Mozambique is a Portuguese-speaking country located on the eastern coast of Africa. Recent successes in Mozambique’s education sector include a dramatic increase in children attending school, with primary school enrolment going from 3.6 million students in 2004 to 5.3 million in 2011 (Government of Mozambique 2012).
Yet despite having more children attending school, their academic performance is poor. A 2011 study found that most students in grade 6 have not developed basic literacy and numeracy skills. Without an understanding of Portuguese, the language of instruction, they struggle to comprehend the content of the curriculum (SACMEQ 2011). A stronger focus on language and literacy is needed to improve students’ ability to succeed.
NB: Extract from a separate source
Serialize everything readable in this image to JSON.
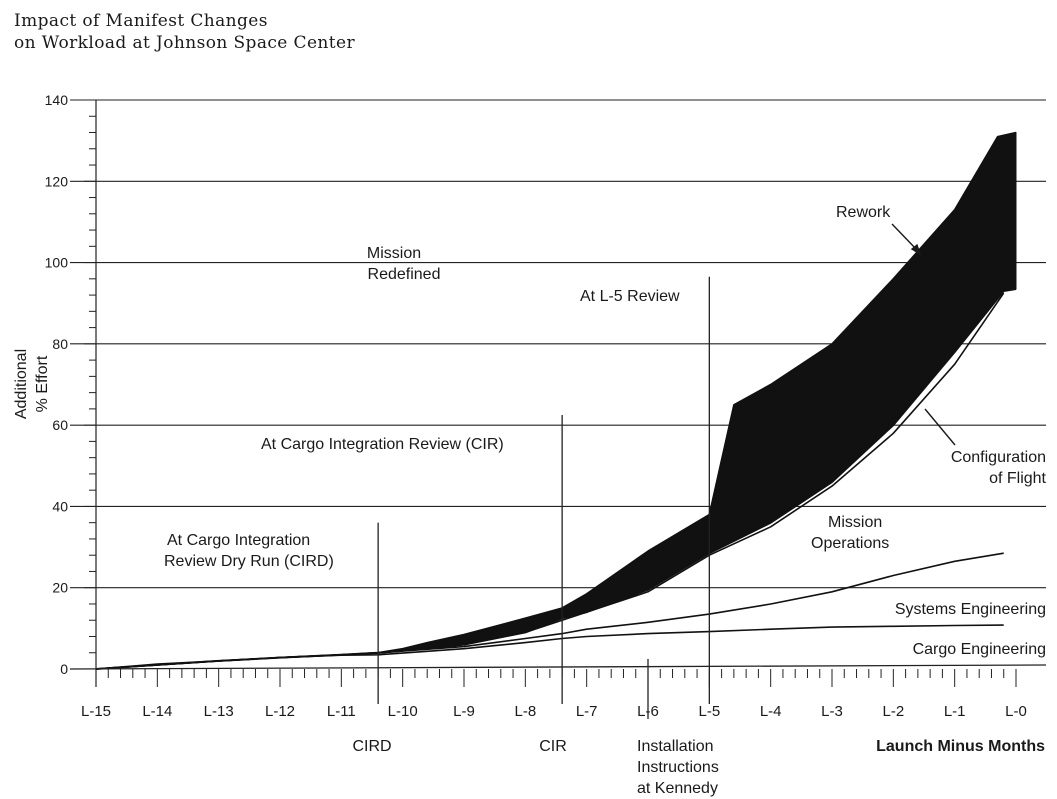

BETTER (Better Education through Teacher Training and Empowerment for Results) is intended to improve the quality of education for girls and boys in Mozambique by elevating the quality of teacher education at four of the country’s teacher training institutes, attended by approximately 1,200 student-teachers.
Specific improvements will promote gender equality, student-centered methodologies, literacy and language skills, and the creation of quality teaching materials in local languages and in sufficient quantities.
The 7-year program (2015-2022) will impact 150 primary schools where student-teachers complete their practicums, representing nearly 50,000 primary school students. Although the impact is still being measured, the Mozambican Ministry of Education and Human Development has committed to eventually extending the approach to all 10 of the country’s provinces.
Associação Progresso is a two-time UNESCO Award-winning Mozambican civil society organization focused on supporting the quality of education in the country. In 2015, they were awarded the UNESCO King Sejong Literacy Prize recognized for innovation in regard to its “Literacy in Local Language, a Springboard for Gender Equality” program. Progresso received its first UNESCO International Reading Association Literacy Prize in 2005.
Progresso’s 30-year relationship with CODE began when CODE introduced a literacy initiative in Mozambique in 1991 and have worked together ever since.
BETTER in Mozambique is jointly funded with the Government of Canada through Global Affairs Canada, with additional support provided by Mozambique LNG.